Socialism Eats the Seed Grain

Mr. Pearson is recently retired after many years of writing and teaching at Brigham Young University and the Church Education System of the Church of Jesus Christ of Latter-day Saints.

One of the moral tragedies of socialism is that its economics is not built on savings, but on consumption. And this, also, is one of the main reasons it always has failed and always will fail. Economic failure is tragic because it means deprivation that can disrupt human plans and go even so far as to take human lives. In fact, starvation is a common aspect of life in countries where some type or another of socialism has been in operation long enough to have dissipated whatever wealth had accumulated prior to the socialist takeover.
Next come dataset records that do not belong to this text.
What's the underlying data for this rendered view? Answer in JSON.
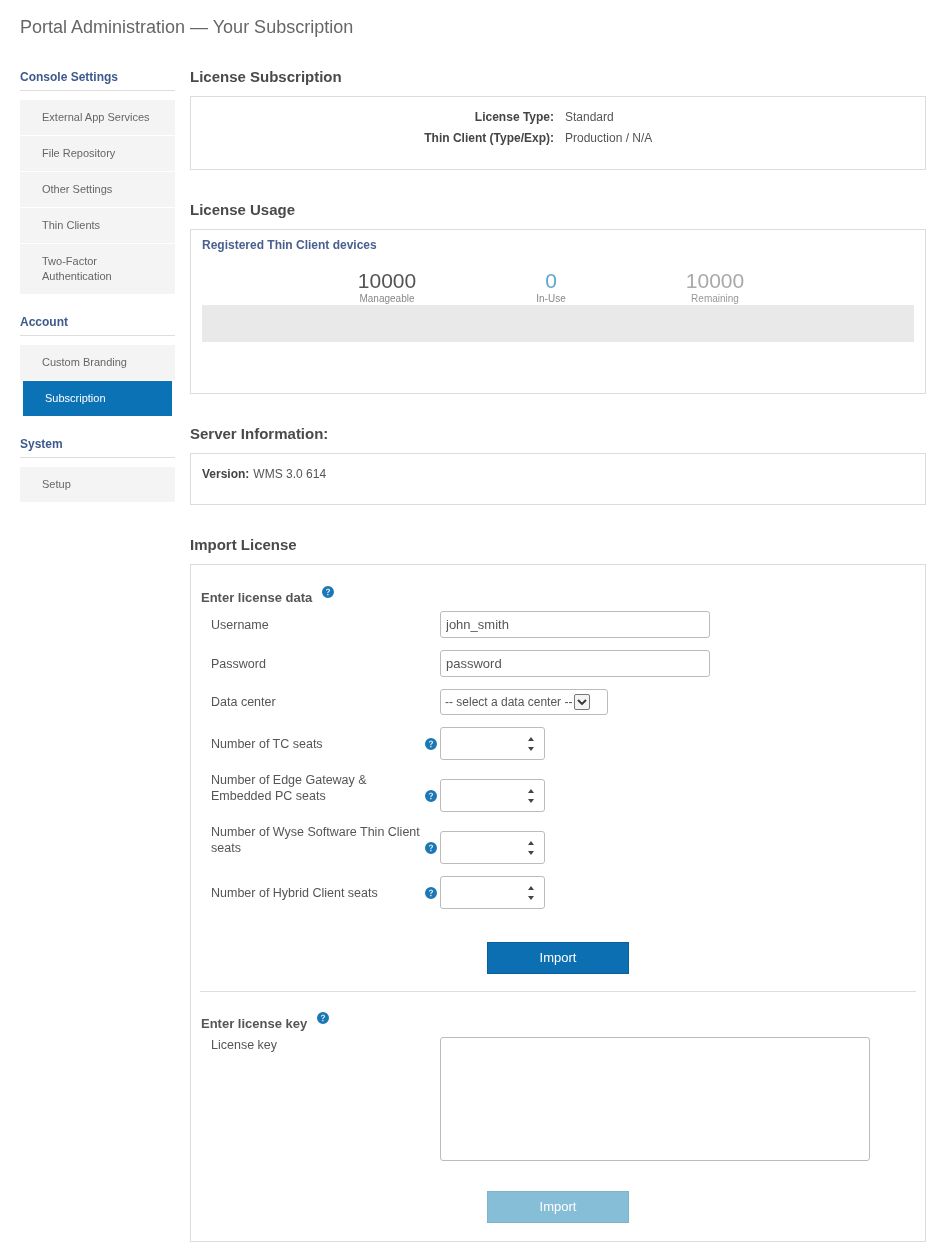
{
  "page": {
    "title": "Portal Administration — Your Subscription"
  },
  "sidebar": {
    "sections": [
      {
        "title": "Console Settings",
        "items": [
          {
            "label": "External App Services",
            "selected": false
          },
          {
            "label": "File Repository",
            "selected": false
          },
          {
            "label": "Other Settings",
            "selected": false
          },
          {
            "label": "Thin Clients",
            "selected": false
          },
          {
            "label": "Two-Factor Authentication",
            "selected": false
          }
        ]
      },
      {
        "title": "Account",
        "items": [
          {
            "label": "Custom Branding",
            "selected": false
          },
          {
            "label": "Subscription",
            "selected": true
          }
        ]
      },
      {
        "title": "System",
        "items": [
          {
            "label": "Setup",
            "selected": false
          }
        ]
      }
    ]
  },
  "license_subscription": {
    "heading": "License Subscription",
    "rows": [
      {
        "label": "License Type:",
        "value": "Standard"
      },
      {
        "label": "Thin Client (Type/Exp):",
        "value": "Production / N/A"
      }
    ]
  },
  "license_usage": {
    "heading": "License Usage",
    "title": "Registered Thin Client devices",
    "stats": [
      {
        "kind": "total",
        "value": "10000",
        "label": "Manageable"
      },
      {
        "kind": "used",
        "value": "0",
        "label": "In-Use"
      },
      {
        "kind": "remaining",
        "value": "10000",
        "label": "Remaining"
      }
    ],
    "usage_bar": {
      "level": 0
    }
  },
  "server_information": {
    "heading": "Server Information:",
    "rows": [
      {
        "label": "Version:",
        "value": "WMS 3.0 614"
      }
    ]
  },
  "import_license": {
    "heading": "Import License",
    "license_data": {
      "title": "Enter license data",
      "fields": [
        {
          "kind": "text",
          "label": "Username",
          "value": "john_smith",
          "help": false
        },
        {
          "kind": "text",
          "label": "Password",
          "value": "password",
          "help": false
        },
        {
          "kind": "select",
          "label": "Data center",
          "value": "-- select a data center --",
          "help": false
        },
        {
          "kind": "number",
          "label": "Number of TC seats",
          "help": true
        },
        {
          "kind": "number",
          "label": "Number of Edge Gateway & Embedded PC seats",
          "help": true
        },
        {
          "kind": "number",
          "label": "Number of Wyse Software Thin Client seats",
          "help": true
        },
        {
          "kind": "number",
          "label": "Number of Hybrid Client seats",
          "help": true
        }
      ],
      "button": {
        "label": "Import",
        "disabled": false
      }
    },
    "license_key": {
      "title": "Enter license key",
      "label": "License key",
      "button": {
        "label": "Import",
        "disabled": true
      }
    }
  }
}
In those countries where poverty was already present when socialism was introduced, such as in some post-World War II African nations, starvation began immediately. Of course, starvation of the body is not as great a tragedy as starvation of the soul, if you believe in a soul. The materialistic socialists, who theoretically believe only in this life, should be especially offended by starvation—the ultimate indignity if there is no soul.

Some will point to Russia and China as examples of socialist countries which have accumulated capital and passed the starvation point. But those who do so are very uninformed about how much capita] was already there. Perhaps they do not know about how much outside help Russia and China always have received by fair means and foul. Also, they must not know about how much free enterprise is actually allowed in Russia and China and how important it is to their survival. And, finally, they are tragically unaware of how well Russia and China conceal the realities of life in some areas within their spheres of influence. Hints of horror continually drift out of the nations that have been caught in the webs of these giant spiders. With a few oft-repeated and care-fully- selected releases, the liberal media, which preside over the minds of most of the West, tell us what they want us to believe as the following comments from one who was once one of them reveal:

It is not surprising, in view of this state of affairs, [The ruthless power Russia exerts on the foreign press.] that the world has been consistently misinformed about Russia, and that the Soviet Government has been able to put across a lot of bogus propaganda. It is fantastic, for instance, that there should still be any doubt about the question of forced labour and religious persecution, and Valuta [Money, especially gold and silver coins, that has other than fiat value.] extortion, and peasant shootings, and, in general, the character of corrupt dictatorship. But there is. (Like It Was, The Diaries of Malcolm Muggeridge, Selected and Edited by John Bright-Holmes; William Morrow and Company, Inc.: New York, 1982, p. 54)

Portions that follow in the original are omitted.